Negli ultimi quindici anni abbiamo detto addio alle politiche sociali negli enti comunali, ciò ha determinato un abbandono totale di chi non sa più come andare avanti. Si è creata una nuova schiera di emarginati della società cui nessuno interessa nulla. Tutto parte dalla crisi economica-occupazionale che ha colpito il nostro paese.
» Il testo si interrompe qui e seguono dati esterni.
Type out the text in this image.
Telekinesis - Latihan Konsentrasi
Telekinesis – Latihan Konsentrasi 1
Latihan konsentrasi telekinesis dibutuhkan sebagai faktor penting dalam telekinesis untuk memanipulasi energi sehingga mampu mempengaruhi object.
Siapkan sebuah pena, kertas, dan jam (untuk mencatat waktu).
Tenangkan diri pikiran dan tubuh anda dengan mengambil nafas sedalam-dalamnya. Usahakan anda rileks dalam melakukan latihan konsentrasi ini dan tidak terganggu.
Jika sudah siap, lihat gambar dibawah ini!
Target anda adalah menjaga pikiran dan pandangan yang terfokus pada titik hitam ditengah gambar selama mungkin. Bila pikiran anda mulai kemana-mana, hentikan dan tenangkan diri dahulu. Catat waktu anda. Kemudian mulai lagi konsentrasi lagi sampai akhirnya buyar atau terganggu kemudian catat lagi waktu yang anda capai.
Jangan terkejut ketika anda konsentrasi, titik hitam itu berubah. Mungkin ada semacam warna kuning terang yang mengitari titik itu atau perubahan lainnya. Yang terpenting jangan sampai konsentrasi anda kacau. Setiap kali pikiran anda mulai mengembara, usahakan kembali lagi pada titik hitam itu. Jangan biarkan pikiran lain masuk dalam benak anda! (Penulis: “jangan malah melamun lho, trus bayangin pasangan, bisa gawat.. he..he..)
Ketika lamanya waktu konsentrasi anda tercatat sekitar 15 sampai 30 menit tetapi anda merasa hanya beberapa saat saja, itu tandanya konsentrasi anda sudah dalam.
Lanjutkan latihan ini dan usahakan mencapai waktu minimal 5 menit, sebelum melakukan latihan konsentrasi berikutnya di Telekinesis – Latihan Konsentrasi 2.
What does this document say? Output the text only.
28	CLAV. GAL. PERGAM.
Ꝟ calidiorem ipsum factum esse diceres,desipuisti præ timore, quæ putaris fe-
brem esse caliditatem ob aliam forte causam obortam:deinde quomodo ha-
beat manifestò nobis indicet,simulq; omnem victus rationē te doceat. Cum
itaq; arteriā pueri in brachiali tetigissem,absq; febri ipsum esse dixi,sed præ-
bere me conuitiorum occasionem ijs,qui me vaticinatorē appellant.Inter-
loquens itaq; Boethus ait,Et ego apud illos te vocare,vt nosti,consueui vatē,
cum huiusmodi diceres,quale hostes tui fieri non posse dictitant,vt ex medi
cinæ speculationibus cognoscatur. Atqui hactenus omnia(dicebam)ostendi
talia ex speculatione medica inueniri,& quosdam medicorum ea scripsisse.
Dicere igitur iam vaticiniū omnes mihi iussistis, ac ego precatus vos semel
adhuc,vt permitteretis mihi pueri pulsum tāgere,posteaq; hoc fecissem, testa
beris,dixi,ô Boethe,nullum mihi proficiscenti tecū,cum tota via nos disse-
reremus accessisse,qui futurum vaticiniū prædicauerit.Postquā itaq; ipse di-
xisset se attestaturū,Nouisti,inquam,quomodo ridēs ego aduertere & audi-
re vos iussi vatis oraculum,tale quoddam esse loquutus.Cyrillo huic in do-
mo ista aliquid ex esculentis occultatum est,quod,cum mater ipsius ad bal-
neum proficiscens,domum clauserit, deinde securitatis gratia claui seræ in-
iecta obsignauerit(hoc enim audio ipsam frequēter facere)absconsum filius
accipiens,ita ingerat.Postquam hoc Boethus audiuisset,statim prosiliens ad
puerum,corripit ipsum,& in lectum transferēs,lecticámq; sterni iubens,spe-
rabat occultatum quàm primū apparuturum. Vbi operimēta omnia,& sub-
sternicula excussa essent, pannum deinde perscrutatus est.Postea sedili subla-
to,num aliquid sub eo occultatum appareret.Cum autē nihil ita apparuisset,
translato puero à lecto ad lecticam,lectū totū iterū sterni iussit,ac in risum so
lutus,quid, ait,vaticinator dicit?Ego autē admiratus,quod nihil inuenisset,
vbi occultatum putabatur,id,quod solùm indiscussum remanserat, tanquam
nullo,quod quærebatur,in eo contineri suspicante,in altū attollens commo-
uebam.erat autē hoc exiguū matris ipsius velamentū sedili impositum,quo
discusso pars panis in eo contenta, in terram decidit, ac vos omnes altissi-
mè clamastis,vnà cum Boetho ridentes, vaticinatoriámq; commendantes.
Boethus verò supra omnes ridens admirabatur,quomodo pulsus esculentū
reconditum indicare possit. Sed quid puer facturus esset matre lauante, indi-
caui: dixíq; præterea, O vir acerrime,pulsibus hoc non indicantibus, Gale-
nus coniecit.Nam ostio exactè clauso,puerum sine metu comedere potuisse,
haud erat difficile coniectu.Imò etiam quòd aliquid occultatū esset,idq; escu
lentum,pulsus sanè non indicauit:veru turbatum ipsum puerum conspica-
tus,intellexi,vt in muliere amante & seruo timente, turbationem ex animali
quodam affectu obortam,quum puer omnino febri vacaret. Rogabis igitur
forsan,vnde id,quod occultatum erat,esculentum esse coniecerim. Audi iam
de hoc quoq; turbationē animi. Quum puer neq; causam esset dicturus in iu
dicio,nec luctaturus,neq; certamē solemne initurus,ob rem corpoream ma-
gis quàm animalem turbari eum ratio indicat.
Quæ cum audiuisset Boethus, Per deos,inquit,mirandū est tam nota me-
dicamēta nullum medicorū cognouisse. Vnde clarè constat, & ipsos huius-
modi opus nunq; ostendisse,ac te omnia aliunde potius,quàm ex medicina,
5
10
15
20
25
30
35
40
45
Lentamente è diventata un’emorragia interminabile, che ha visto precipitare il ceto medio, quello che un tempo era la marcia trainante del paese in termini di consumi interni.

Registriamo quotidianamente difficoltà di cittadini che prima stavano bene, mentre oggi sono in affanno continuo. Da un alto troviamo la mancanza di lavoro continuato, dall’altra un lavoro precario e retribuito in maniera esigua. Senza un lavoro e senza una paga dignitosa, le difficoltà si fanno sentire.

C’è gente che non riesce più a pagare le bollette delle utenze domestiche con la stessa regolarità di un tempo. Chi non riesce a fare la spesa quotidiana. Chi invece non riesce più a curarsi, anzi, ci rinuncia per mancanza di soldi. Insomma, senza soldi non esistono magie.

A voglia a sbattersi le società di gestione di energia, gas, telefono, quando non ci sono i soldi per pagare le bollette, gli utenti sono disposti a farsi staccare tutto, non hanno altra scelta.

Dall’altra parte troviamo ancora una classe dirigente che parla come se tutto funzionasse alla perfezione. Inoltre siamo vittime di un’Europa che continua a chiedere all’Italia di mettere a posto conti che sono in disordine dal dopoguerra. Oggi la situazione è ancora più grave: non c’è lavoro e, di conseguenza, non ci sono soldi. L’Europa dei burocrati se ne faccia una ragione e le classi dirigenti italiane iniziassero a prendere in serie considerazione di zittire l’Europa per sempre, perché i cittadini italiani non sono dei maghi capaci di produrre soldi.